# Mora Classic Mod



## jacktheclipper (Aug 7, 2010)

I blowtorched the paint off , dremeled the spine flat , dremeled a finger choil and randomly fileworked the handle for better grip .



Uploaded with ImageShack.us


----------



## carrot (Aug 7, 2010)

Interesting new grip. I'm a big fan of the wooden handled Moras.


----------



## ~UB~ (Sep 23, 2010)

Nice find...
I am a fan of the Mora's.
They wick up a scary edge with no trouble at all and can be had for a few bucks!!!


----------



## NonSenCe (Sep 23, 2010)

interesting mod. how much you have wood between the tang and the new fingerchoil. did you check? is there already a chance it will break/split the handle if used errmm.. little more vigorously when carving something?

and btw.. it seems like those wooden handle moras are getting harder to find.. all seem to be those plastic ones. and i really like the feel of the real wood in fixed blade knife handle. (thats why i do dabble making my own now and then.. atleast buying a pre made blade and making a handle myself)

the plastic ones.. even the cheapest one made is still great value knife.. and they are used by pretty much everyone over here. red handle mora is almost synanomous to general use craftsman/handyman knife. 

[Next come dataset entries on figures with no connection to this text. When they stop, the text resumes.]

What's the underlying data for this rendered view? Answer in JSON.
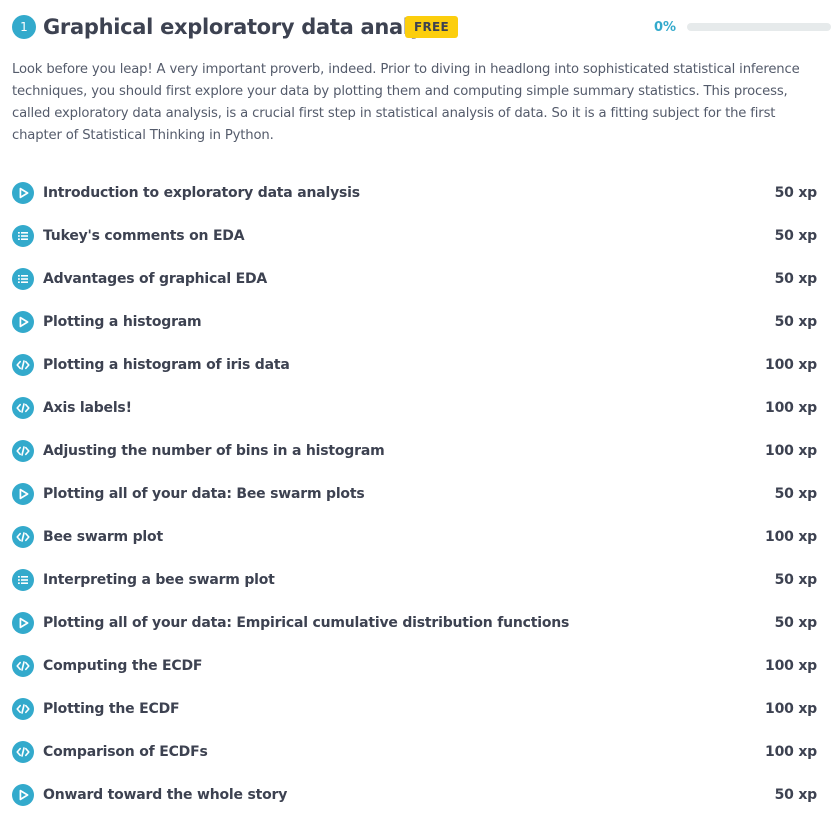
{
  "chapter": {
    "number": "1",
    "title": "Graphical exploratory data analysis",
    "badge": "FREE",
    "progress_label": "0%",
    "progress_fraction": 0,
    "description": "Look before you leap! A very important proverb, indeed. Prior to diving in headlong into sophisticated statistical inference techniques, you should first explore your data by plotting them and computing simple summary statistics. This process, called exploratory data analysis, is a crucial first step in statistical analysis of data. So it is a fitting subject for the first chapter of Statistical Thinking in Python."
  },
  "colors": {
    "accent": "#33aacc",
    "badge": "#fcce0d",
    "text": "#3d4251",
    "progress_track": "#e6eaeb"
  },
  "exercises": [
    {
      "title": "Introduction to exploratory data analysis",
      "xp": "50 xp",
      "icon": "video-play-icon"
    },
    {
      "title": "Tukey's comments on EDA",
      "xp": "50 xp",
      "icon": "multiple-choice-list-icon"
    },
    {
      "title": "Advantages of graphical EDA",
      "xp": "50 xp",
      "icon": "multiple-choice-list-icon"
    },
    {
      "title": "Plotting a histogram",
      "xp": "50 xp",
      "icon": "video-play-icon"
    },
    {
      "title": "Plotting a histogram of iris data",
      "xp": "100 xp",
      "icon": "code-exercise-icon"
    },
    {
      "title": "Axis labels!",
      "xp": "100 xp",
      "icon": "code-exercise-icon"
    },
    {
      "title": "Adjusting the number of bins in a histogram",
      "xp": "100 xp",
      "icon": "code-exercise-icon"
    },
    {
      "title": "Plotting all of your data: Bee swarm plots",
      "xp": "50 xp",
      "icon": "video-play-icon"
    },
    {
      "title": "Bee swarm plot",
      "xp": "100 xp",
      "icon": "code-exercise-icon"
    },
    {
      "title": "Interpreting a bee swarm plot",
      "xp": "50 xp",
      "icon": "multiple-choice-list-icon"
    },
    {
      "title": "Plotting all of your data: Empirical cumulative distribution functions",
      "xp": "50 xp",
      "icon": "video-play-icon"
    },
    {
      "title": "Computing the ECDF",
      "xp": "100 xp",
      "icon": "code-exercise-icon"
    },
    {
      "title": "Plotting the ECDF",
      "xp": "100 xp",
      "icon": "code-exercise-icon"
    },
    {
      "title": "Comparison of ECDFs",
      "xp": "100 xp",
      "icon": "code-exercise-icon"
    },
    {
      "title": "Onward toward the whole story",
      "xp": "50 xp",
      "icon": "video-play-icon"
    }
  ]
}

dont think i ever thrown one away. (lost few tho ) but never had the need to throw away.. you can always sharpen it or re-model it again to stubbyer one even if it got twisted in two parts after abusing it as prybar  

which reminds me.. i still have one loose blade left somewhere.. i kinda hammered the plastic handle off when trying to pry something off. the blade needs a little reprofiling but its still doable. maybe i should start to make a new handle to it finally. maybe one with brass rivets because of the weird shape of the tang.. 

appletree handle maybe. or birch. ..both i have ready. hmm.. or should i make one side of appletree and other side from something darker wood.. (daydreaming moment..)


----------



## gelande-strasse (Oct 3, 2010)

Good call on the choil. The stock shape looks like a real finger/hand slicer.


----------